Sembrerebbe che la preghiera sia sempre una esperienza di solitudine anche quando sei in mezzo agli altri. Se la preghiera è mettersi nelle mani di Dio, se è mettersi nelle cose del Padre, mettere i nostri occhi nei suoi, guardarci e parlare, si capisce che questo momento di relazione intima è individuale e di solitudine. Anche quando siamo tutti insieme a pregare, io posso mettere la mia vita in quello che sto dicendo. Abbiamo cantato tutti insieme il salmo, però nessuno di noi ha vissuto le cose che ha vissuto il suo vicino, quindi quello che sto dicendo mentre sto pregando, quello che sto portando nella preghiera non sarà mai uguale a quello che ha vissuto l'altro, lo potrò portare sempre soltanto io. In questo c'è una dimensione di individualità e di solitudine per cui Gesù da solo pregava.

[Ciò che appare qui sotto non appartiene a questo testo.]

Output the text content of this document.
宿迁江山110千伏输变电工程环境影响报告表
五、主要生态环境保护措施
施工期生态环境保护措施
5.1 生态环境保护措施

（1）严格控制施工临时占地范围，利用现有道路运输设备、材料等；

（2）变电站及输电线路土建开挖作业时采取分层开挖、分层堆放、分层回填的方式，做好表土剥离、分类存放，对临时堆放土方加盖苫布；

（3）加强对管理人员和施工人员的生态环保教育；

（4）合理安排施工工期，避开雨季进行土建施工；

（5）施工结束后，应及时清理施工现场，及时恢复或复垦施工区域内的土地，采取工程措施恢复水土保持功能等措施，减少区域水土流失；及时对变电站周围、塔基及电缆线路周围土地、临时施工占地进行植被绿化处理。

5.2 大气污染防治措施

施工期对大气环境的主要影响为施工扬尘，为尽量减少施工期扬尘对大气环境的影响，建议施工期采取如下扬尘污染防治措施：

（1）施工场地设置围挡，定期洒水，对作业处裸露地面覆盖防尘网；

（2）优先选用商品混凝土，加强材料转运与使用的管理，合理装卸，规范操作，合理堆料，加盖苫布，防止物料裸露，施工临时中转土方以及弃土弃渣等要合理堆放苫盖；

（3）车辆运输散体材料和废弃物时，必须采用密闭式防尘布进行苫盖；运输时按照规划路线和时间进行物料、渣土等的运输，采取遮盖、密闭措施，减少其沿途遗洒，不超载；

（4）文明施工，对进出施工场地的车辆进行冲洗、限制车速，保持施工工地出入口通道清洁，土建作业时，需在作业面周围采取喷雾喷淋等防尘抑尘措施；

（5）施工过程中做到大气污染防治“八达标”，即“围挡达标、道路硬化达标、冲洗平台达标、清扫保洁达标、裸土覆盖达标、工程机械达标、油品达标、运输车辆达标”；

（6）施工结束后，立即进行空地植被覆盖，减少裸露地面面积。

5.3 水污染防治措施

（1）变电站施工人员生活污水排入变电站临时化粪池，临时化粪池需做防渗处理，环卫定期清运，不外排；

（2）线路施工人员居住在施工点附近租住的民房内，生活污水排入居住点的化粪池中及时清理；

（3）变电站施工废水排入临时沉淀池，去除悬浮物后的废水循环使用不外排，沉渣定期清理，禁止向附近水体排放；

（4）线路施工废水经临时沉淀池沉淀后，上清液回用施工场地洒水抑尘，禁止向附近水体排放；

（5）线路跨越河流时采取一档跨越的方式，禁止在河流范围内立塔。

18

Nello stesso tempo però i discepoli erano con lui. Io credo che questo voglia dire che questa solitudine non è mai isolamento. Non è essere soli e basta. Nel testo successivo, che sarà la trasfigurazione, oltre ai discepoli con lui compariranno Elia e Mosè. Si comincia ad intravvedere che il mettersi in relazione con il Padre per Gesù significa qualcosa che riguarda lui innanzitutto in cui lui è da solo, ma non è isolato. E' solo, ma in comunione. I discepoli sono con lui. E' solitudine sì, c'è qualcosa che posso dire solo io al Signore, quello che ho vissuto oggi l'ho vissuto solo io, se oggi non mi metto in relazione col Padre, ci sarà qualcosa che non verrà mai detto. Quindi solitudine sì, mai isolamento, ma apertura alla comunione.
Se questa solitudine è vera, cioè è relazione col Padre, immediatamente si apre alla comunione cioè alla presenza di quelli che ci sono accanto tutti i giorni. In questa solitudine non possono non esserci i discepoli che sono i suoi compagni di viaggio. Non solo, sul Tabor ci sono anche quelli che sono già nelle mani del Padre per sempre Mosè ed Elia. E' una cosa bellissima, è quello che nella nostra tradizione cristiana chiamiamo la comunione dei santi. La preghiera dunque come luogo di comunione profonda ed autentica con chi ci vive accanto tutti i giorni e persino con chi se ne è già andato. Proprio mentre ci mettiamo in solitudine col Padre.
Mi fermo qui. Vedremo la prossima volta quello che succede ai piedi del Tabor.